I seem to collect 186 / 188 / 286 / 386 / 486 cpu's and also 187 / 287 / 387 / 487 math coprocessors.
PM me if you want the shears or with what you have in trade. 8) 

Thanks!


----------



## scrappappy (Apr 6, 2016)

glorycloud said:


> OK, this is way to industrial for me. I just couldn't get comfortable with it.
> I paid $53.95 for it new off eBay. Anyone want it for cash or trade for $50.00
> plus shipping??
> 
> ...



I would trade this old Clayton & Lambert blow torch for it. Its in really good shape and might still work but since it was made in the 1920's I think the test might be a little gnarly for my comfort zone. Let me know if interested in a trade, straight up.


----------



## NobleMetalWorks (Apr 6, 2016)

Take a 2x4 or even a 2x6, cut a slot in it, make it long enough you can sit on one end and have the slotted end in front of you. Make the material you are removing the fingers from at a level easy to pick up while sitting down and slide into the slot. Lean forward, wearing leather gloves works well also, push the board forward until it snaps off the finger trim, drop the fingerless board into a box in front of you, then pick up the next board to do this with, slide it into the slot pushing the previous finger board out the side and into another box or bucket.

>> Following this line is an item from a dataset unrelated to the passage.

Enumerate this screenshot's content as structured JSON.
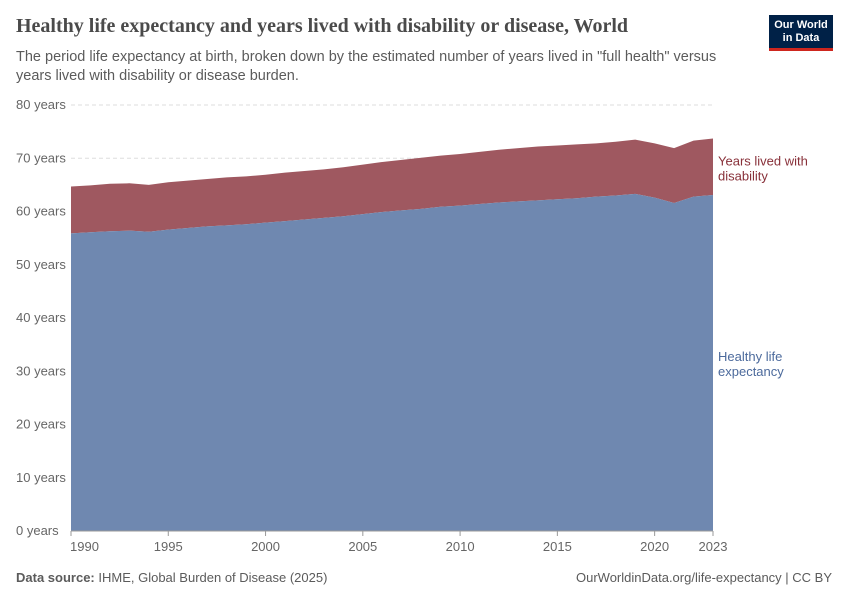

Rinse, repeat as many times as needed. Easy on the body, faster than shears, no pain, no trouble, no "bad for you" dust from cutting, no expensive or costly equipment.

Scott


----------



## glorycloud (Apr 6, 2016)

scrappappy said:


> glorycloud said:
> 
> 
> > OK, this is way to industrial for me. I just couldn't get comfortable with it.
> ...



That looks like art!! OK, I'll trade even up for my fine yet "industrial" electric shears.
PM me your details scrappappy and I will get it moving to you.

Thanks!


----------



## glorycloud (Apr 6, 2016)

NobleMetalWorks said:


> Take a 2x4 or even a 2x6, cut a slot in it, make it long enough you can sit on one end and have the slotted end in front of you. Make the material you are removing the fingers from at a level easy to pick up while sitting down and slide into the slot. Lean forward, wearing leather gloves works well also, push the board forward until it snaps off the finger trim, drop the fingerless board into a box in front of you, then pick up the next board to do this with, slide it into the slot pushing the previous finger board out the side and into another box or bucket.



Scott,

Might you have a picture of your setup? That sounds easier than what I have been doing. 8) 

Thanks!

G_C


----------



## scrappappy (Apr 6, 2016)

glorycloud said:


> scrappappy said:
> 
> 
> > glorycloud said:
> ...



Thanks glorycloud.. pm sent. I originally bought it for display but it's in such nice condition that I thought there's a good chance that it still works.. thought it might be a fun project for someone with experience with these things. Hope you enjoy!


----------



## nickvc (Apr 6, 2016)

That's a nice display piece, I think I envy glorycloud his swap 8)


----------